Moving on, we chatted briefly about the Bird-Scoot deal which we had touched on last week. (Kate wrote about it here and Alex here). Scoot, as it turns out, was having a not-so-easy time raising additional venture capital and sold to Bird for less than $25 million (way under its last valuation of $71 million). Ouch.

From there it was deal city (BetterUp! Tenderd! Others!) before we jumped into the CrowdStrike news. The firm’s IPO is hot (more here, and here), which led to questions about IPO pricing (again. Sorry, we can’t stop) and whether IPO pops are good or bad (yes, this again, too, but it’s worth discussing).

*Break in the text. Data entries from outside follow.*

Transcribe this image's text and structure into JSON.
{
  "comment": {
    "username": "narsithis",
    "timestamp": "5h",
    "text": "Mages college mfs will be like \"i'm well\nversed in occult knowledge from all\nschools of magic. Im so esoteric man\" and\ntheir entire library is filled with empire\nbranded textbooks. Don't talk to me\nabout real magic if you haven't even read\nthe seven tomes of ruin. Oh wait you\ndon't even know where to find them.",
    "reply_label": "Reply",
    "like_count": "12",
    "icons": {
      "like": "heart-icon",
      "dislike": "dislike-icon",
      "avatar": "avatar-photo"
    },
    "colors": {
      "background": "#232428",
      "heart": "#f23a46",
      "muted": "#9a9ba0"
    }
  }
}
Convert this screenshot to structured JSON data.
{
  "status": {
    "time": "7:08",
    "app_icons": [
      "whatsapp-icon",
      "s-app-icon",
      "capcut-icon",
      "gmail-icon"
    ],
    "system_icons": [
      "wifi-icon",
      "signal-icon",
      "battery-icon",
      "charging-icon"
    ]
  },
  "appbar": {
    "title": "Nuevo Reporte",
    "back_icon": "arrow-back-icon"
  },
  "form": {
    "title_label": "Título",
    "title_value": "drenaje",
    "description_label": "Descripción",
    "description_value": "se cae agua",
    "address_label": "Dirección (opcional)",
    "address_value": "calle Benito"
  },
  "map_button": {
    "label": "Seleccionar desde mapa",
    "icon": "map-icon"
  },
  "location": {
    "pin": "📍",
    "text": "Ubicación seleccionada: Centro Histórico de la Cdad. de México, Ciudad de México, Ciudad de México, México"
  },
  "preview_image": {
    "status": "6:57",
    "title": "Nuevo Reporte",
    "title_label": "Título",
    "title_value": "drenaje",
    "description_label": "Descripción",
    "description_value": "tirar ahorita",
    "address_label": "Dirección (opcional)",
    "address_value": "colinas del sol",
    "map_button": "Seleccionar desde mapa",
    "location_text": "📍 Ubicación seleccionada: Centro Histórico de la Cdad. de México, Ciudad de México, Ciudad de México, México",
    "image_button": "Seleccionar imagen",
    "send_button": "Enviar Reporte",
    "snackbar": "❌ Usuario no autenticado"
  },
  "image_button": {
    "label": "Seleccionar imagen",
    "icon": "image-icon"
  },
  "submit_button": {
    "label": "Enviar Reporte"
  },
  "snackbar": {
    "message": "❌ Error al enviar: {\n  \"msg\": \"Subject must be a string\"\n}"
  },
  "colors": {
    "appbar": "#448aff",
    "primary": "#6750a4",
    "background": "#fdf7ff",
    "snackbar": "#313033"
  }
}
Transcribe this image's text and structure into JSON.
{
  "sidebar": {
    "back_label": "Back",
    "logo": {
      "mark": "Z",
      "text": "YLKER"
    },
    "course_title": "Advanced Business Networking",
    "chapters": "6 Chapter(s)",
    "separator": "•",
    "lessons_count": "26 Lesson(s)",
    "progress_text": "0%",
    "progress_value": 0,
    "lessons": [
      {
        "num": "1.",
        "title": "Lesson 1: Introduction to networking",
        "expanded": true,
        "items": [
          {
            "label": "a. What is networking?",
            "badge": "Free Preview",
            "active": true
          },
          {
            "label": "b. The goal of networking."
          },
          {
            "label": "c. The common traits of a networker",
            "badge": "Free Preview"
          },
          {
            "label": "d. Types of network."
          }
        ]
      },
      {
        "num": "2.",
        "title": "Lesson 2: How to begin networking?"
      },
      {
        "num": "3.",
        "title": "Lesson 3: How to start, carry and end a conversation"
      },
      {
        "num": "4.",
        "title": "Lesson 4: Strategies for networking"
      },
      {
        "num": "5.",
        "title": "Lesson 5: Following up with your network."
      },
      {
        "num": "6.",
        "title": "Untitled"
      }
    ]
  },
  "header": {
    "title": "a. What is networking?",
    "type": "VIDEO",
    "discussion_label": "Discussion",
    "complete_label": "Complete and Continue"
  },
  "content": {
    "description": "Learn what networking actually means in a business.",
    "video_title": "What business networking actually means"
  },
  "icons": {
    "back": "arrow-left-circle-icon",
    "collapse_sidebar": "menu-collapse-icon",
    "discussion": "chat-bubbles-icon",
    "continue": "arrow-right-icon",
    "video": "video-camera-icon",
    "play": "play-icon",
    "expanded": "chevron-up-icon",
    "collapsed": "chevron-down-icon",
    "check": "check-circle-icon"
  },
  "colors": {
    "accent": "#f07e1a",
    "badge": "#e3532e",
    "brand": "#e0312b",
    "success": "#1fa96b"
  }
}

Two topics followed. The success of the Fiverr IPO (and what that means for growth-y IPOs), and the impending Chewy debut + dual-class shares as a concept.

We’ve touched on dual-class stock structures before, but we think there is a lot more to unpack here and unpack we did! Basically, we think Silicon Valley’s founder fetish, as the headline here suggests, infantilizes public companies. Listen to the whole episode to hear our full rant.